What is less clear is Pamela and Tommy as individuals, which directly impacts how they came together and their unique reactions to the sex tape leak. The series doesn’t give much insight into who they are or might be beneath their public personas. Pamela feels particularly shortchanged. Given the series’ aim to reckon with the misogyny she experienced in her career, it doesn’t grant her much agency. Real-life interviews with Pamela present a woman who, like Marilyn Monroe, was brighter and savvier than anyone gave her credit for. The series hints at it, especially as the fallout from the sex tape crystallizes, but it’s not a concrete character trait. Instead, it falls back on what audiences might expect of Pamela. Tommy fares a bit better as he grapples with his musical irrelevance and his helplessness in stopping the tape’s spread. Still, it feels like the script isn’t digging as deep as it could into either character.

Sebastian Stan and Lily James in Pam & Tommy (Courtesy: Hulu)

It’s a shame because Lily James and Sebastian Stan do excellent work revealing dimensions of their characters that the script doesn’t fully flesh out. James may have the best character transformation of the year, vanishing body and voice into the role of Pamela. James pushes hard against the ease of caricature or impersonation to show how Pamela’s steadfast and somewhat reckless approach to romance competes with her career ambitions. Stan wears Tommy’s chaos exceedingly well and shines in unexpected moments of tenderness, vulnerability, and even child-like wonder. Together, they have the fiery, somewhat dangerous sexual chemistry to sell this off-the-rails romance.

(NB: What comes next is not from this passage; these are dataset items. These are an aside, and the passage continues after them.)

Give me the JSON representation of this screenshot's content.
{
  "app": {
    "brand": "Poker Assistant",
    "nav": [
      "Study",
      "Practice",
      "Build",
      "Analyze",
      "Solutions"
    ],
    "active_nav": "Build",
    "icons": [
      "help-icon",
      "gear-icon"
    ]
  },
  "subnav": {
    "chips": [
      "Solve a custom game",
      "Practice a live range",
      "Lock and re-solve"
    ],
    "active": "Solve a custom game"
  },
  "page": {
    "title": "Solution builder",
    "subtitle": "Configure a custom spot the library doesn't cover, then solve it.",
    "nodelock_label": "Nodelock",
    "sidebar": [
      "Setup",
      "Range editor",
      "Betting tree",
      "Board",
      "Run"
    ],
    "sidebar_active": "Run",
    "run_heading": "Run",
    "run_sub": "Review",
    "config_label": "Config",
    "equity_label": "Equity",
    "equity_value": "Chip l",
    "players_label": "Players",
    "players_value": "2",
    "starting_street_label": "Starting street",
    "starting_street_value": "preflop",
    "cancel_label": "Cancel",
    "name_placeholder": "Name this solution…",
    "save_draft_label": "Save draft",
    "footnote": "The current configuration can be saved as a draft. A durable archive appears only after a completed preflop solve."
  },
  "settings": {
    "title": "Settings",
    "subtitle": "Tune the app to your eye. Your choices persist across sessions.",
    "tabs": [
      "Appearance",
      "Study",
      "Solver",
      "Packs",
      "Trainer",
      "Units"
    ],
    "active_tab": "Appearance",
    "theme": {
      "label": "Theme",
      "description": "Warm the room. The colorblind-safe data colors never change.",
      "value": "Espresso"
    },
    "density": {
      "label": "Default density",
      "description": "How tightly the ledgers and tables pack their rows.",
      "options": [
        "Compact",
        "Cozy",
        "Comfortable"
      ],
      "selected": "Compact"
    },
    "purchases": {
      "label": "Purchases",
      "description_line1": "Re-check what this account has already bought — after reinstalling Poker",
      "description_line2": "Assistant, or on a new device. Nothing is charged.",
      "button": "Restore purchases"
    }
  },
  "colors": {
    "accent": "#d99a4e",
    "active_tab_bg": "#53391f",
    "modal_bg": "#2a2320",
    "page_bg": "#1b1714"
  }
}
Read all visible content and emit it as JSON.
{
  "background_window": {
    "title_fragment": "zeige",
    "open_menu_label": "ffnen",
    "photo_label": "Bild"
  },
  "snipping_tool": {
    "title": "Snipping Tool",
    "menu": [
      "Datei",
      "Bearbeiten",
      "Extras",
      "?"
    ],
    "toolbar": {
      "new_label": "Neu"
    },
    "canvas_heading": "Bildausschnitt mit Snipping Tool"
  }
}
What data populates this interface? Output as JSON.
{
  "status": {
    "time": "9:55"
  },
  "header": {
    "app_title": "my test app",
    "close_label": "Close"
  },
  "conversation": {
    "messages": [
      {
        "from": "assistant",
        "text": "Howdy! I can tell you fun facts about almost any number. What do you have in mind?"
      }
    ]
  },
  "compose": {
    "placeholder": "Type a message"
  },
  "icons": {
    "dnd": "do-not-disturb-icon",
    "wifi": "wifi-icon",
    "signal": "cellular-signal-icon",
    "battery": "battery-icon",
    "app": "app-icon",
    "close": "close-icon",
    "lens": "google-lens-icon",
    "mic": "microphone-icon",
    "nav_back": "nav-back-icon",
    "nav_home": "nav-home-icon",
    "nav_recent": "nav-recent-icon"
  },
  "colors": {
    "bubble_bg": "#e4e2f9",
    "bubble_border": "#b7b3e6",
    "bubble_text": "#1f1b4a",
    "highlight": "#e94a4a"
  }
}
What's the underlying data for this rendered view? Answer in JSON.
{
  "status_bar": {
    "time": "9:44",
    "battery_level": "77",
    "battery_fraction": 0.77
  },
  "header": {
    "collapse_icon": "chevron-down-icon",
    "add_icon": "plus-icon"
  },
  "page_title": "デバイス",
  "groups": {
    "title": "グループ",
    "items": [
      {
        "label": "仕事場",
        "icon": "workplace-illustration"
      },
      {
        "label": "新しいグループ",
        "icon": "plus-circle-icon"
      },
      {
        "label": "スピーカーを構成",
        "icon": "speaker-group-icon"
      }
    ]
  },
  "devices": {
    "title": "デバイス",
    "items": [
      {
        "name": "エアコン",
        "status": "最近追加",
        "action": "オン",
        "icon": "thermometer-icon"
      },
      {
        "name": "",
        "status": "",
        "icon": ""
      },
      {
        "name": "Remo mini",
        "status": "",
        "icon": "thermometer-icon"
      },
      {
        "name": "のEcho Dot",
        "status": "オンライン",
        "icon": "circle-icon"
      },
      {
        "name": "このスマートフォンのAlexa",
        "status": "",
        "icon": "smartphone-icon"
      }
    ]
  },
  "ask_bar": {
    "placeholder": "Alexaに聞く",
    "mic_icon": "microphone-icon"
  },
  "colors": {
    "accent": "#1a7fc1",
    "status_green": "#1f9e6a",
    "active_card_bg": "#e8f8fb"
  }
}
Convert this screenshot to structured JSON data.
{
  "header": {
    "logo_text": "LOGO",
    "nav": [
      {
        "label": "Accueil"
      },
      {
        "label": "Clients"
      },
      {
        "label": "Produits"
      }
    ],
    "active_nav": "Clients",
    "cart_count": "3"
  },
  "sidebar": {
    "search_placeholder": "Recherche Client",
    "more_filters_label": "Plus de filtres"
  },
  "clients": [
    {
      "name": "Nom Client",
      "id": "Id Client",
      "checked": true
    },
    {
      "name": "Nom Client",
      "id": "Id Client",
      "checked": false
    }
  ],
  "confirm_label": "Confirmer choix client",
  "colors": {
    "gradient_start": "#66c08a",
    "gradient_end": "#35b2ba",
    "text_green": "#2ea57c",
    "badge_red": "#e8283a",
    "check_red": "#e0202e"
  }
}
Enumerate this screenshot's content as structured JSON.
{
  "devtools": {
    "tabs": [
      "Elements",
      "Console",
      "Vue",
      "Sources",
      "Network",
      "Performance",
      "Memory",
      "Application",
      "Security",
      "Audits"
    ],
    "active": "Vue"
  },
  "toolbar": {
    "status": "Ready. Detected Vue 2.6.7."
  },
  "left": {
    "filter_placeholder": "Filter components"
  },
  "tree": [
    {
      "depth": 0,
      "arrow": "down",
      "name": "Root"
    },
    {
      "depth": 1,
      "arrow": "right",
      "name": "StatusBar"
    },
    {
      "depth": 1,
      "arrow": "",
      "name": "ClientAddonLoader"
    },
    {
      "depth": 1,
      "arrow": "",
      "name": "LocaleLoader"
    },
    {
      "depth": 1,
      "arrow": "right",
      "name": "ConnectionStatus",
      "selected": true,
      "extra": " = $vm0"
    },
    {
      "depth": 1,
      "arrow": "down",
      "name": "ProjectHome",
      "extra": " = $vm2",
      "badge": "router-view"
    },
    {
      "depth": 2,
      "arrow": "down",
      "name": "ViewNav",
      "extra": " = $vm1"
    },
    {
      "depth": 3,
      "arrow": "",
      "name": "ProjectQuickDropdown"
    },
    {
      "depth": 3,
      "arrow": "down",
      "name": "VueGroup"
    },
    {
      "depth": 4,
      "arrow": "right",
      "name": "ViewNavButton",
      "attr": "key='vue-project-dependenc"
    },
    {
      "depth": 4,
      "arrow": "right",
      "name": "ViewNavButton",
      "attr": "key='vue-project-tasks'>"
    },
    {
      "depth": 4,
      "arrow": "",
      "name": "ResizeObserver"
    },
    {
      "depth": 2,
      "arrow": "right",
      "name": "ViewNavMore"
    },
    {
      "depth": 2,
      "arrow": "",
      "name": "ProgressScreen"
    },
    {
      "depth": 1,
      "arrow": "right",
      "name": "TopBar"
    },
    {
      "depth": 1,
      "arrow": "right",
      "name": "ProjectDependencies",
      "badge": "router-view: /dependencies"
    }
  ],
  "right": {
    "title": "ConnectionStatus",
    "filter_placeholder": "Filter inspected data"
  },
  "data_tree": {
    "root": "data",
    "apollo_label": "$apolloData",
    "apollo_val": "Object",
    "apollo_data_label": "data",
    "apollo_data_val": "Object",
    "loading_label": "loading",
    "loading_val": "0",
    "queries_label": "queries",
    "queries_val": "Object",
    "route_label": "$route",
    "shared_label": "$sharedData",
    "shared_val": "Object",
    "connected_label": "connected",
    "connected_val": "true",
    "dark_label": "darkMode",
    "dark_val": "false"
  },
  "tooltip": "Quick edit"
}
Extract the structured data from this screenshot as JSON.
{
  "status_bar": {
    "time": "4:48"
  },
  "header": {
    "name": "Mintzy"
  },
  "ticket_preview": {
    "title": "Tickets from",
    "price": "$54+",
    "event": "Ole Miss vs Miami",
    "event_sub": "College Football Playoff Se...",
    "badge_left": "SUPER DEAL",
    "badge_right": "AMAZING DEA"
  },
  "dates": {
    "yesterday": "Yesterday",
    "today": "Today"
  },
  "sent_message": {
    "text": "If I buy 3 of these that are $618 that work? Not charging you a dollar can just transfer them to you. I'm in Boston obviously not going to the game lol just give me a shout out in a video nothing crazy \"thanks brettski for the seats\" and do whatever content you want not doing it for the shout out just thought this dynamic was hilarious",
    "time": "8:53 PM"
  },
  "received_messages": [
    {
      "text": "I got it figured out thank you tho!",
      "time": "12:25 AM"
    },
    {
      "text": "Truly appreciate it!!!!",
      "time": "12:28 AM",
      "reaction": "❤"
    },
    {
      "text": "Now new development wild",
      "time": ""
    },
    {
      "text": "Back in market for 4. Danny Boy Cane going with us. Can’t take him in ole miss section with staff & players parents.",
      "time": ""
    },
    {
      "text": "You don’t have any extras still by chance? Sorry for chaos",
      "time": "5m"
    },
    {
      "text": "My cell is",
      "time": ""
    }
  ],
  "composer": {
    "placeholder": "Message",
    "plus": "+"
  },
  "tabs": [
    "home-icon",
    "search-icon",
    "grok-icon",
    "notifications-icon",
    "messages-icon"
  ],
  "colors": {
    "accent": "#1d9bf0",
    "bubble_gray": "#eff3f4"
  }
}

It’s strange to argue that Pam & Tommy doesn’t entirely work as a miniseries because its lead characters are underdeveloped. Bringing it back to logic, it would dictate that the solution is to add additional episodes, to have enough time with the major players of this sordid tale. I wonder, though, what Pam & Tommy would’ve looked like under tighter reins, with the story streamlined to focus squarely on Pamela and Tommy. Without Rand and the mechanics of leaking the sex tape, we might’ve gotten a sweet but searing look at an unlikely relationship undone by a terrible crime and the forces that amplified it beyond reason.

Pam & Tommy is undoubtedly fun and relevant, but, given what it could’ve been, it’s hard not to feel screwed.